Rep. Jim Jordan, who recently failed in his efforts to become speaker, is demanding that any budget bill for the Department of Homeland Security contain a provision barring the Biden administration from releasing even a single migrant after they cross the border. The idea of mandating the detention of every single migrant is increasing popular among the House GOP. It is also part of the H.R. 2, the “Secure the Border Act” which multiple Senate Republicans expressed they want attached to any border funding bill.
Detaining every migrant is not a serious proposal. Last year, even Supreme Court Justice Alito wrote that “no one suggests that DHS must do the impossible” and detain every migrant, given that “DHS does not have the capacity” to do so. Congress has funded U.S. Immigration and Customs Enforcement (ICE) detention centers for roughly 34,000 long-term detention beds. The vast majority of those beds are currently in use. Similarly, U.S. Customs and Border Protection (CBP) short-term holding facilities are already running at or above capacity across the border.
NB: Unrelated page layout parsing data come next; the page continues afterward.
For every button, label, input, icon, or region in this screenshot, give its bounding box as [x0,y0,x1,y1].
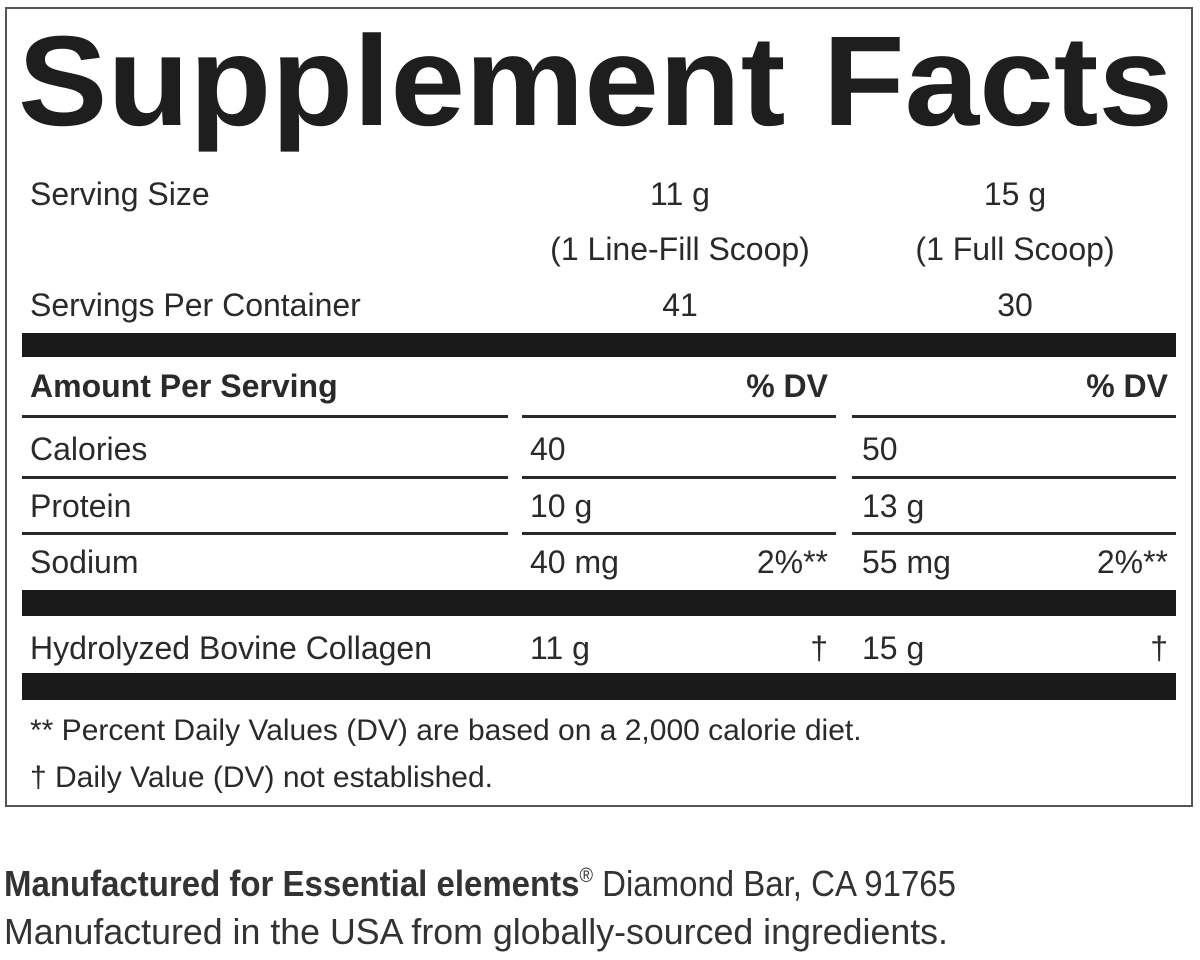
thick-rule [22,333,1176,357]
dv-header: % DV [746,368,828,404]
nutrient-amount: 10 g [530,488,592,524]
servings-value: 41 [662,287,698,323]
nutrient-amount: 40 mg [530,544,619,580]
thin-rule [852,476,1176,479]
serving-unit: (1 Full Scoop) [915,231,1114,267]
title: Supplement Facts [18,10,1173,153]
serving-size-label: Serving Size [30,176,210,212]
nutrient-name: Calories [30,431,147,467]
rows: Calories 40 50 Protein 10 g 13 g Sodium 40 mg 55… [30,431,1168,666]
serving-amount: 15 g [984,176,1046,212]
footer-line: Manufactured for Essential elements® Dia… [4,863,956,904]
thin-rule [852,415,1176,418]
serving-unit: (1 Line-Fill Scoop) [550,231,810,267]
nutrient-name: Sodium [30,544,139,580]
nutrient-name: Protein [30,488,131,524]
thin-rule [852,532,1176,535]
footnote: † Daily Value (DV) not established. [30,761,493,794]
serving-amount: 11 g [650,176,710,212]
nutrient-amount: 13 g [862,488,924,524]
nutrient-name: Hydrolyzed Bovine Collagen [30,630,432,666]
thin-rule [22,532,508,535]
thin-rule [522,415,836,418]
row-rules [22,415,1176,535]
thick-rule [22,590,1176,616]
header-label: Amount Per Serving [30,368,338,404]
thick-rule [22,673,1176,700]
nutrient-amount: 40 [530,431,566,467]
servings-value: 30 [997,287,1033,323]
nutrient-dv: † [1150,630,1168,666]
thin-rule [522,476,836,479]
nutrient-amount: 15 g [862,630,924,666]
footnote: ** Percent Daily Values (DV) are based o… [30,714,862,747]
nutrient-amount: 11 g [530,630,590,666]
address: Diamond Bar, CA 91765 [593,863,956,904]
registered-mark: ® [579,865,593,887]
servings-label: Servings Per Container [30,287,361,323]
nutrient-dv: 2%** [757,544,828,580]
dv-header: % DV [1086,368,1168,404]
manufacturer: Manufactured for Essential elements [4,863,579,904]
label-border [5,7,1193,807]
nutrient-dv: † [810,630,828,666]
thin-rule [22,476,508,479]
origin: Manufactured in the USA from globally-so… [4,911,948,952]
thin-rule [522,532,836,535]
nutrient-dv: 2%** [1097,544,1168,580]
thin-rule [22,415,508,418]
nutrient-amount: 50 [862,431,898,467]
nutrient-amount: 55 mg [862,544,951,580]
If DHS were unable to release some migrants from custody, detention facilities would become dangerously overcrowded within hours. Overwhelmed border facilities would see a breakdown in basic medical care, and deaths would be likely to follow, as they did in 2019. The American public would again likely become outraged at images of children crammed into squalid cells or forced to sleep outside in the dirt, increasing political pressure to restart releases. And once conditions became so dangerous that human lives were in grave danger, the federal judiciary may be forced to step in and ensure that no one dies due to a congressional demand to “do the impossible.”
Even if the House GOP were to drop the unrealistic demand to bar releases, other provisions of H.R. 2 would create havoc throughout the immigration system and threaten U.S. foreign policy. For example, HR 2 would force the Biden administration to end the “Uniting 4 Ukraine” parole program, under which over 165,000 Ukrainians have come to the United States to reside in safety while the war with Russia continues. It would also end parole programs for Cuba, Haiti, Nicaragua, and Venezuela.
Terminating those parole programs would also cause serious foreign policy ramifications, as Mexico has previously indicated that it will stop permitting the United States to return migrants from those countries to Mexico if the United States does not operate its own reciprocal parole program. And similarly, H.R. 2 requires that every migrant seeking asylum be immediately returned to Mexico, which Mexico may be unwilling to permit.
So far, there is little indication that House Democrats are interested in talks around linking the government funding bill to H.R. 2 or other immigration “reforms.” This is especially true because H.R. 2 would bar DHS from supporting state and local governments that are responding to the arrival of migrants, which the Democratic caucus is increasingly demanding on their own. Only one former Democrat, now independent, Senator Sinema is currently engaged in public negotiations with the GOP on including immigration measures as part of the budget.
There’s no doubt that Congress needs to act. States and cities across the U.S. continue to struggle with newly arrived migrants who lack housing or support in the United States, and while funding for NGOs, state, and local programs is helpful, this problem will persist if there’s no centralized response from Congress. That’s why rather than grandstanding about border policy changes, Congress needs to think through pragmatic solutions.